This is a repo containing codes used for simulation and data analyses in the PROSPER paper.
For the command line tool of PROSPER, please go to https://github.com/Jingning-Zhang/PROSPER.
PROSPER is a command line tool based on R programming language. It is a powerful multi-ancestry PRS method that jointly models GWAS summary statistics from multiple populations by penalized regression and ensemble approach to improve the performance in minority populations.
Preprint manuscript is released at https://www.ncbi.nlm.nih.gov/pmc/articles/PMC10055041/. The peer-reviewed publication will be available soon. Please contact Jingning Zhang ([email protected]) if you have any questions regarding the citation.
- The directory of Simulation_final contains the codes used to perform simulation analysis in this manuscript.
- The directory of data_preparation contains the codes used to clean real data, including UK Biobank, 23andMe, GLGC, and All of Us.
- The directory of real_data_analysis contains the codes used to perform real data analysis in this manuscript. The training data are from 23andMe, GLGC, and All of Us. The tuning and testing data are from 23andMe (for 23andMe training) and UK Biobank (for GLGC and All of Us training).
- The directory of results_in_paper contains the codes used to plot figures and create numerical results.
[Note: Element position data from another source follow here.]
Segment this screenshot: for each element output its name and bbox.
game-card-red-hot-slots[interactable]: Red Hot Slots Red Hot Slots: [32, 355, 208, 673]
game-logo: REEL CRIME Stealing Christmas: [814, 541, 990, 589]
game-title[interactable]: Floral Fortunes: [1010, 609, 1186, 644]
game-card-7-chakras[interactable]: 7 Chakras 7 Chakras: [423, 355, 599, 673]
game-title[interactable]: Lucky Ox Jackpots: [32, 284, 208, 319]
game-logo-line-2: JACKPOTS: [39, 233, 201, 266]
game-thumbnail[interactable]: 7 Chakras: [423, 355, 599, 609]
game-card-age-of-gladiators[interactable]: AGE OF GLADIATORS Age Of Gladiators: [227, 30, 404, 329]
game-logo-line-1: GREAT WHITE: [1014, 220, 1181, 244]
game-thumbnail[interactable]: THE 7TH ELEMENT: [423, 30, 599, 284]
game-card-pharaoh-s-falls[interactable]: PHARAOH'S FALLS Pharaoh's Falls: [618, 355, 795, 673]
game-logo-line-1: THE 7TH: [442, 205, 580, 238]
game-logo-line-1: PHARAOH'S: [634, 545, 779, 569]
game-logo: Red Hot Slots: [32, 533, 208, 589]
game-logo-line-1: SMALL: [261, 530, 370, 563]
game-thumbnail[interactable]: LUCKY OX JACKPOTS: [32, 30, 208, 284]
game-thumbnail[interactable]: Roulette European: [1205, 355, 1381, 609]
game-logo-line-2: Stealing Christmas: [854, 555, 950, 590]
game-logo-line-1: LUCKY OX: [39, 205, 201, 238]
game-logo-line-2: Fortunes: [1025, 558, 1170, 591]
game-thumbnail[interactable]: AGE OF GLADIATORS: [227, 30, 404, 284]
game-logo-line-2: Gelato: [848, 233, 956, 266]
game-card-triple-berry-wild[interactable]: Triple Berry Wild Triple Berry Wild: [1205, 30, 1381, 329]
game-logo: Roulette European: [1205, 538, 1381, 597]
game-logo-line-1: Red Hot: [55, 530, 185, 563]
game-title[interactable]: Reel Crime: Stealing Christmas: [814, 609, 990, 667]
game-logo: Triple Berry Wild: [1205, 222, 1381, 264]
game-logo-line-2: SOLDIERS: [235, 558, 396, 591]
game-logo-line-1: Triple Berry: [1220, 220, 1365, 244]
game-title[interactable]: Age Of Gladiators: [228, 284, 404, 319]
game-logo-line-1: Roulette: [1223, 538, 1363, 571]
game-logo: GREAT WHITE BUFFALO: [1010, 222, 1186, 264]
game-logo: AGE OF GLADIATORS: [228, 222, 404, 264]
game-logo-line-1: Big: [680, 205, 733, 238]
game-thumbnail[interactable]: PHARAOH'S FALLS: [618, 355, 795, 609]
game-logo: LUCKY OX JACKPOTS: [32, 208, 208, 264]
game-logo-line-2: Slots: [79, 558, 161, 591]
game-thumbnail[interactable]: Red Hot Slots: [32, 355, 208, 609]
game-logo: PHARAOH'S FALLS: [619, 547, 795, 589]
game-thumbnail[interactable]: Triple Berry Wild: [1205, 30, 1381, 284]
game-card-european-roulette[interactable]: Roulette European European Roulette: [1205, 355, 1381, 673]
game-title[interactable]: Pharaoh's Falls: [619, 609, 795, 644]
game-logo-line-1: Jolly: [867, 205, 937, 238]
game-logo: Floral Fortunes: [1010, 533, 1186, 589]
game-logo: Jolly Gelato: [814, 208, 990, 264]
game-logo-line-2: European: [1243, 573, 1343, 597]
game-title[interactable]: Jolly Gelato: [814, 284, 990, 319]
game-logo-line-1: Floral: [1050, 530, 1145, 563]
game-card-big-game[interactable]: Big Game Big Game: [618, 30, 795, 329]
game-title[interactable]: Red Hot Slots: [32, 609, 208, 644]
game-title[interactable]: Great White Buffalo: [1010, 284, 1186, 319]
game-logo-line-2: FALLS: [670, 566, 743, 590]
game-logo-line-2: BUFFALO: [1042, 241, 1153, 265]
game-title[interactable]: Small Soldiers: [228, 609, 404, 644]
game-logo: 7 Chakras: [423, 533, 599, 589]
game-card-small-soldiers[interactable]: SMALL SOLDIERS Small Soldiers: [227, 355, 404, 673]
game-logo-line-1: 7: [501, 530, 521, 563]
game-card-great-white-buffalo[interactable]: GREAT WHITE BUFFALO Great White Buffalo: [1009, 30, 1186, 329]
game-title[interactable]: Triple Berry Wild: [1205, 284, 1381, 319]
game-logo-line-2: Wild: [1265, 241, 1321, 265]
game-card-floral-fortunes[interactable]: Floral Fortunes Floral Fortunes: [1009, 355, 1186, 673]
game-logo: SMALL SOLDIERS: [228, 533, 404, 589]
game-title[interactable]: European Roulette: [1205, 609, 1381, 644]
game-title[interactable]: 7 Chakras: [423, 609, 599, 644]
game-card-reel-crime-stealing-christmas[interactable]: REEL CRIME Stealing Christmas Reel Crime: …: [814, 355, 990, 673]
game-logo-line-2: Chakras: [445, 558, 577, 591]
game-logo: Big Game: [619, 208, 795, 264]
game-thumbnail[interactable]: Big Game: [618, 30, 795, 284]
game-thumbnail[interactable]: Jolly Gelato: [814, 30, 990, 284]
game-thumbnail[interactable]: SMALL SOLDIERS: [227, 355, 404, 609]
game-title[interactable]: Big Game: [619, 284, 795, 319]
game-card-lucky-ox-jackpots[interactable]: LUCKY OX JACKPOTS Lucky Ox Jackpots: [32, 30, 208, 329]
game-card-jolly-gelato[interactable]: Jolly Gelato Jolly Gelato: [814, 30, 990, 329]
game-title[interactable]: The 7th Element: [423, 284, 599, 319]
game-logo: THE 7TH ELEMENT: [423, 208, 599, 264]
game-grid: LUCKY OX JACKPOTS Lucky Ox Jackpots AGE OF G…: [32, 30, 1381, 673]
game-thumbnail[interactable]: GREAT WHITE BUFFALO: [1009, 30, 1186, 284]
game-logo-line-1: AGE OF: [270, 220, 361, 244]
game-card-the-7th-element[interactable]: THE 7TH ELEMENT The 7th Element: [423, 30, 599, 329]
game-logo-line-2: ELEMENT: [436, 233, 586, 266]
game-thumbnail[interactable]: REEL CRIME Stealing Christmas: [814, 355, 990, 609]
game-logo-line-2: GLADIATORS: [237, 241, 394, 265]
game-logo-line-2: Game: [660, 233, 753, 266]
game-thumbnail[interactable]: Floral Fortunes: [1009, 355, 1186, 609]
- The directory of pacakge contains the codes used to generate the final command line tool. This includes cleaning of scripts, creating example input data, running the software, and finally producing example output results. The final command line tool is provided in https://github.com/Jingning-Zhang/PROSPER.
- The directory of revision1 and revision2 contains the codes for the revisions of our manuscript for publication.